This article is Part 2 of a series of three articles. In the first article, we introduced the Cross-Industry Standard Process for Data Mining (CRISP-DM), along with the concept of graphs for model visualization. In this article, we will take a closer look at a practical application for Linear Regression.

Conventions Used for this Article

The following subsection category names have been defined based on the preferences of the audience. The nomenclature was selected based on my favorite race of humanoids in the Star Trek universe.

For Vulcans
Includes deep technical and academic content for ML practitioners. 

For Non-Vulcans
Includes content at a high level for managers and other business-level professionals who may work with ML practitioners.

External Materials

All code used to produce the visuals in this article can be cloned or downloaded from https://github.com/jbonfardeci/model-validation-blog-post.

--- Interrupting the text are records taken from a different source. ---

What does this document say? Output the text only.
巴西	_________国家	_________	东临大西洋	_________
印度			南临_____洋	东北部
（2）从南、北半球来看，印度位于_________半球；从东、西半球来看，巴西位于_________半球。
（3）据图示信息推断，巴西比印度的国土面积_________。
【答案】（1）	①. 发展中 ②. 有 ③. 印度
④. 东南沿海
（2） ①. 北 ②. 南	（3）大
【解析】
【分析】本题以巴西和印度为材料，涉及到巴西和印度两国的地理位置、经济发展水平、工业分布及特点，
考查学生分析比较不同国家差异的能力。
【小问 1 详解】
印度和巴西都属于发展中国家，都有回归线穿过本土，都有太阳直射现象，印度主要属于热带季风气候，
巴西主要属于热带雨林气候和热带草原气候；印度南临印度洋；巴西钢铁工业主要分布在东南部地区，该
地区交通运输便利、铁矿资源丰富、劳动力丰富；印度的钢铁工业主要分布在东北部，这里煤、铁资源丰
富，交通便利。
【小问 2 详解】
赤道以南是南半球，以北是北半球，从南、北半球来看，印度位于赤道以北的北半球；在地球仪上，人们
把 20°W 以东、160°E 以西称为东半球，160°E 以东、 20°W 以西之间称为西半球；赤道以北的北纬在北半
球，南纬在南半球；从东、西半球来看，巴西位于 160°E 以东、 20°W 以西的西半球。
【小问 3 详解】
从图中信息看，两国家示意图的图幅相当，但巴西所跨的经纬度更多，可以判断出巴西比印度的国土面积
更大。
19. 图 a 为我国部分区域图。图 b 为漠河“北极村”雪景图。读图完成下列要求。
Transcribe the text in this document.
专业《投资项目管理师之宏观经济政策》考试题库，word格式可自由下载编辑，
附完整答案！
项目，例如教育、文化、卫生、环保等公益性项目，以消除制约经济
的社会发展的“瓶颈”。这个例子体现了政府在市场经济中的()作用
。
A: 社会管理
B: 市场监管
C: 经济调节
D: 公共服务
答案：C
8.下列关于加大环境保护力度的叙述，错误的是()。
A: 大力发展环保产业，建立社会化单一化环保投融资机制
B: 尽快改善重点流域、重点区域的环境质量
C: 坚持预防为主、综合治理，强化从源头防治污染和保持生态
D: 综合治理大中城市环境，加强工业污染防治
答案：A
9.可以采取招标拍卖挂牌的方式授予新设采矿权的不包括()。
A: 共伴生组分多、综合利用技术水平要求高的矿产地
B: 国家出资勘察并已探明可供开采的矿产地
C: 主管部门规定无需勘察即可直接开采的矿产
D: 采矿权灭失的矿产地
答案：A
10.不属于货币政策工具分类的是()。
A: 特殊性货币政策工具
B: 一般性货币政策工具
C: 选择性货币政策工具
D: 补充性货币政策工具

For linear regression models, we test for homoscedasticity (same dispersion), aka constant variance, by plotting the model’s residuals on the Y-axis by the model’s predicted values on the X-axis (Figure 3 below). The model is valid if there is no discernable pattern. That is – the dots are randomly scattered from left to right, as shown in the first plot in Figure 3. The model is invalid if there is a pattern indicating heteroscedasticity (different dispersion), aka non-constant variance, as shown in the second and third plots in Figure 3.

Heteroscedasticity in a plot indicates that one or more of the Seven Classical Assumptions of Ordinary Least Squares (OLS) have been violated. The assumptions of OLS are:

1. The regression model is linear in the coefficients and the error term. 

2. The errors have a mean of zero. 

3. The predictors are uncorrelated with the errors. 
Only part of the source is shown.